Tamás Kozák: Government price controls are not a solution to inflation
Market processes in retail are increasingly coming into the spotlight, especially due to state price controls and inflationary effects. According to Tamás Kozák, Secretary General of the National Trade Association, unilateral state intervention is not a sustainable solution. The expert explained using an analogy: “If state intervention only affects retailers, it is like trying to regulate a heating system by only adjusting the thermostat, while the boiler continues to operate at full power,” we learn from the interview by Pénzcentrum.
The role of retail in inflationary processes
The development of food prices is a complex economic phenomenon, which is not only influenced by retail chains. According to the latest data from the Central Statistical Office (KSH), inflation in January was around 5%, while the increase in food prices did not exceed the rate of price increases in other sectors. For example, services showed a price increase of 9% on an annual basis. Nevertheless, food prices receive special attention, as they account for 25-30% of household spending.
Although the government expects retail chains to reduce prices, experts say that market mechanisms already create a highly competitive environment. Stores take action on a daily basis to maintain customer loyalty, and both international and domestic chains take advantage of this strong competition.

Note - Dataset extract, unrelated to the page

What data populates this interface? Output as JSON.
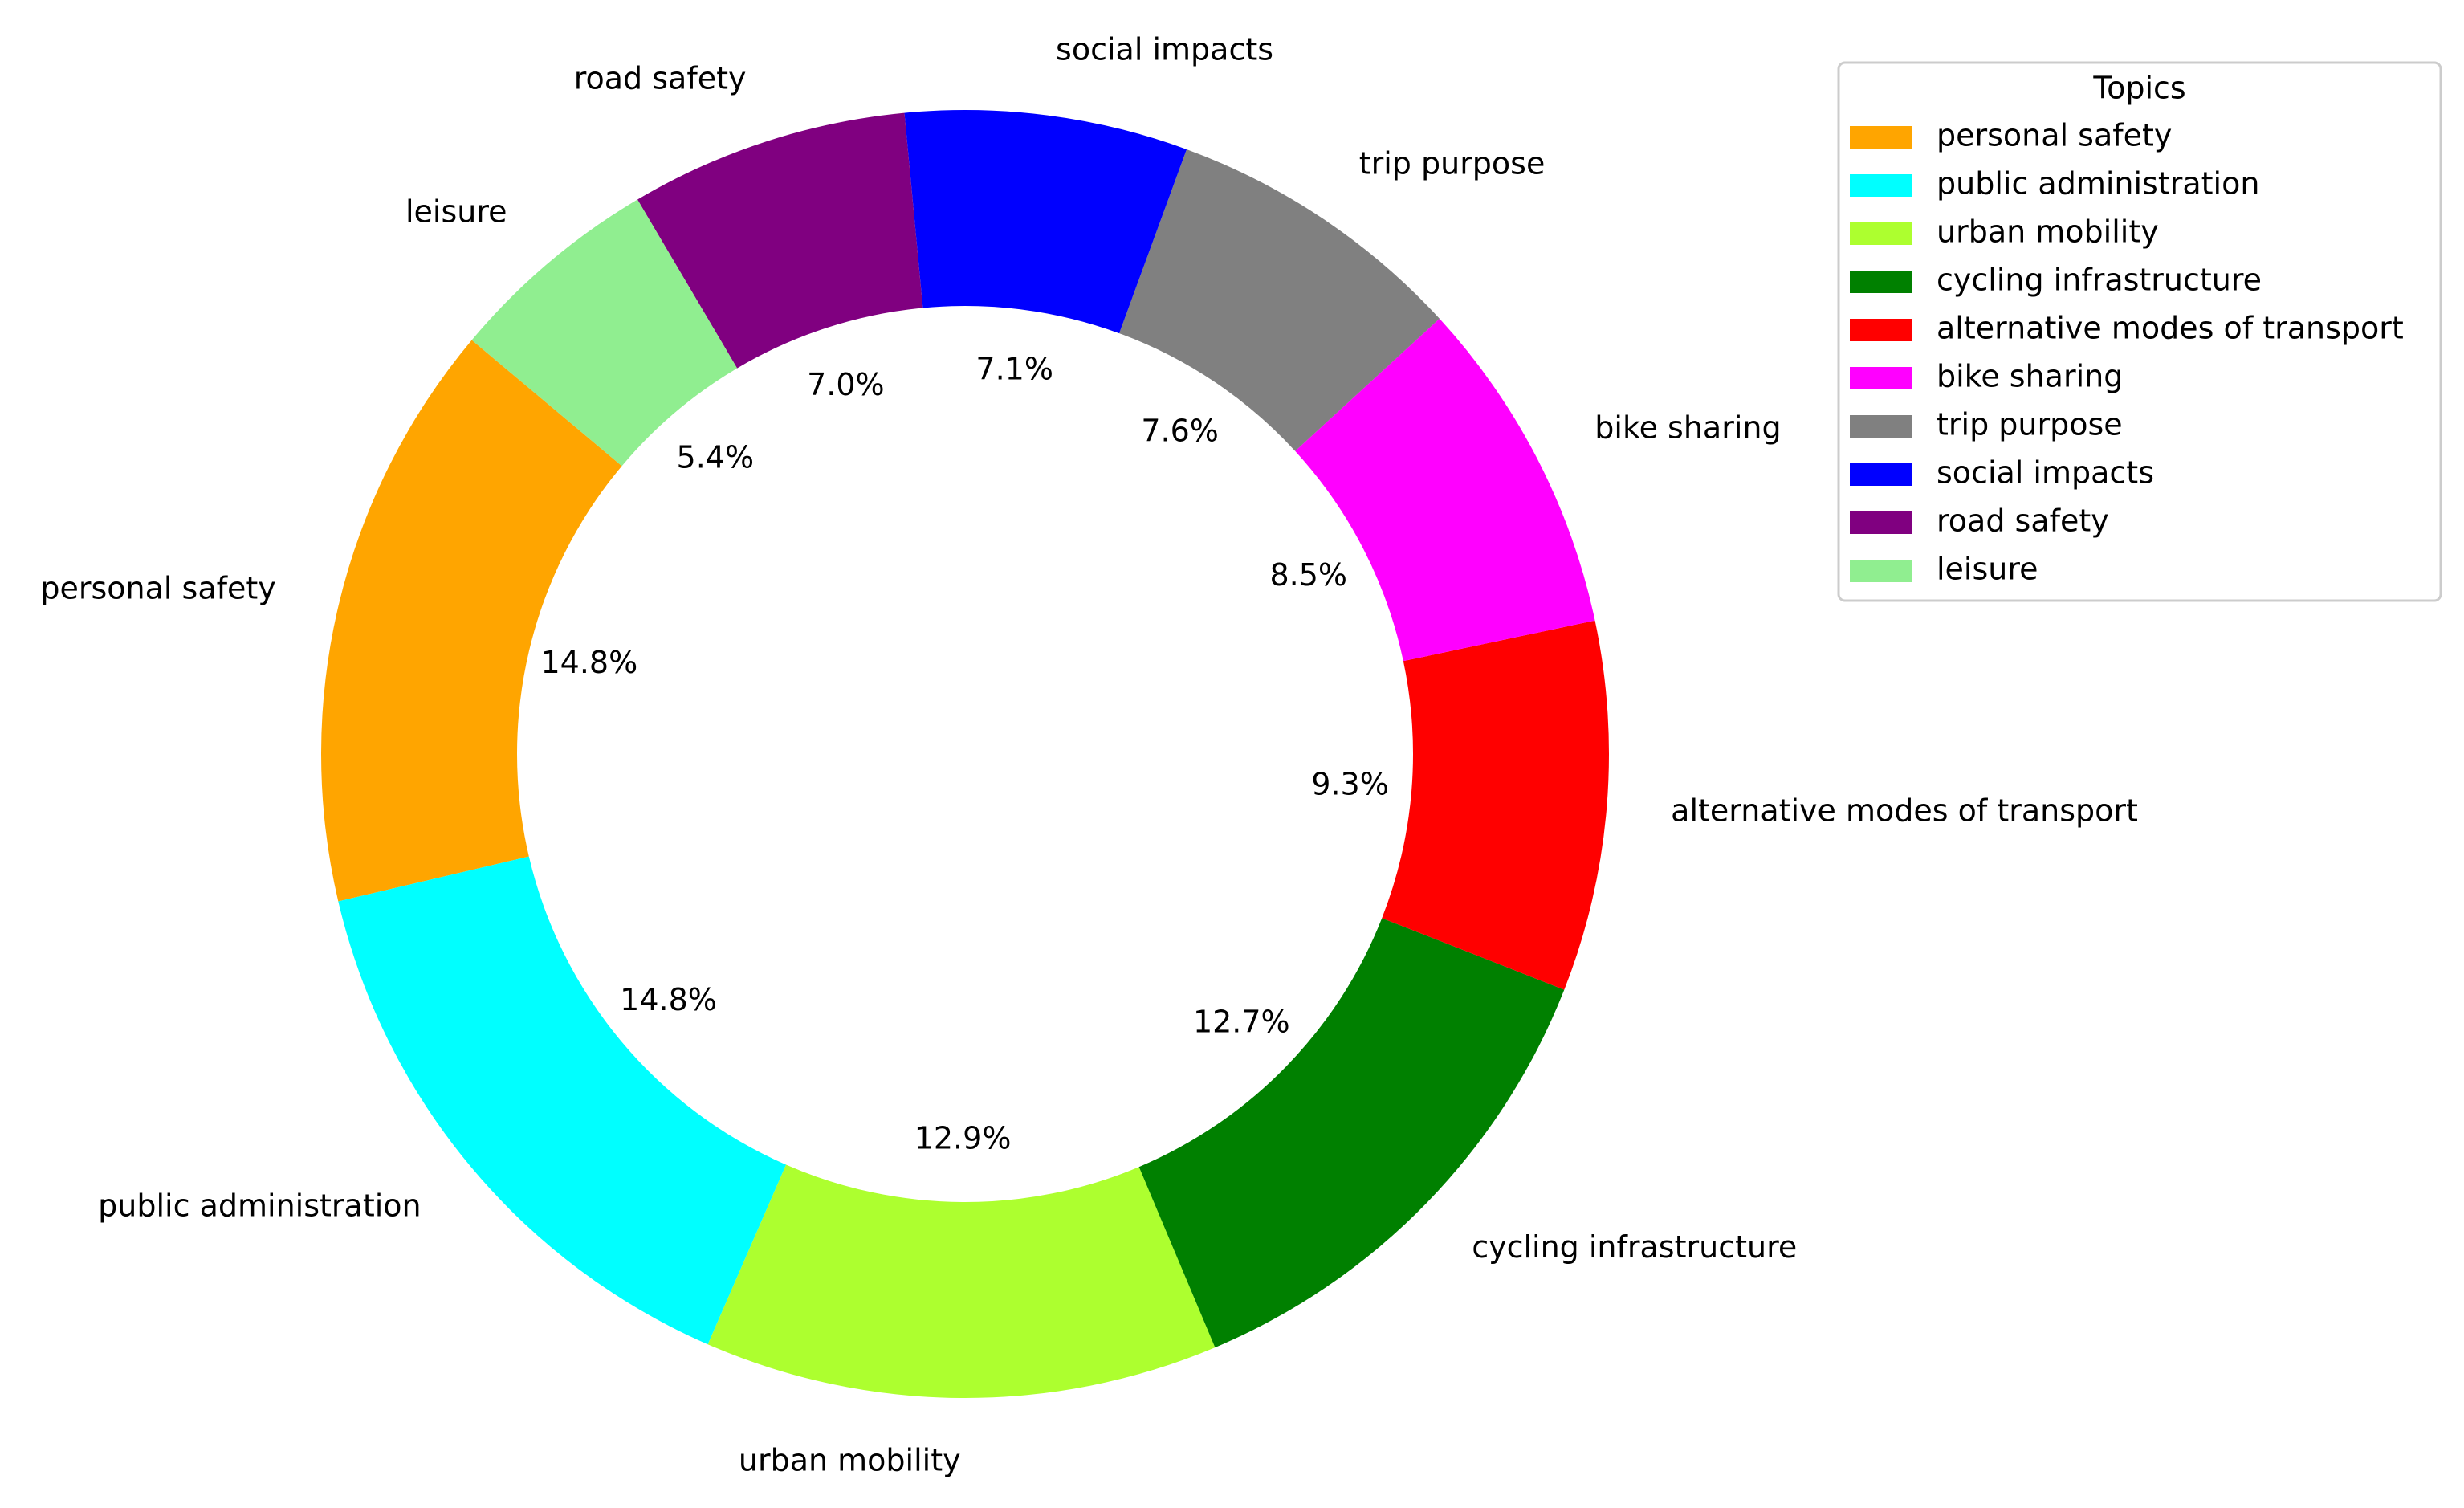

The situation of smaller stores and the risks of state intervention
One of the biggest problems in retail is the competitive disadvantage of smaller stores. State price regulations primarily encourage large chains to operate more efficiently, while smaller stores do not have the opportunity to reduce costs or offer promotions on a scale similar to those of department store chains. In the long run, this threatens to drive smaller stores out of the market, as they cannot compete with larger players.
Supplier prices are also a significant factor in pricing. Many people wonder why retailers are not absorbing the cost increase, but a significant portion of food chains are losing money or producing declining results. In Hungarian food retail, around 5,000 businesses sell in 30,000 stores, while some supplier markets are much more concentrated, which limits retailers’ room for maneuver.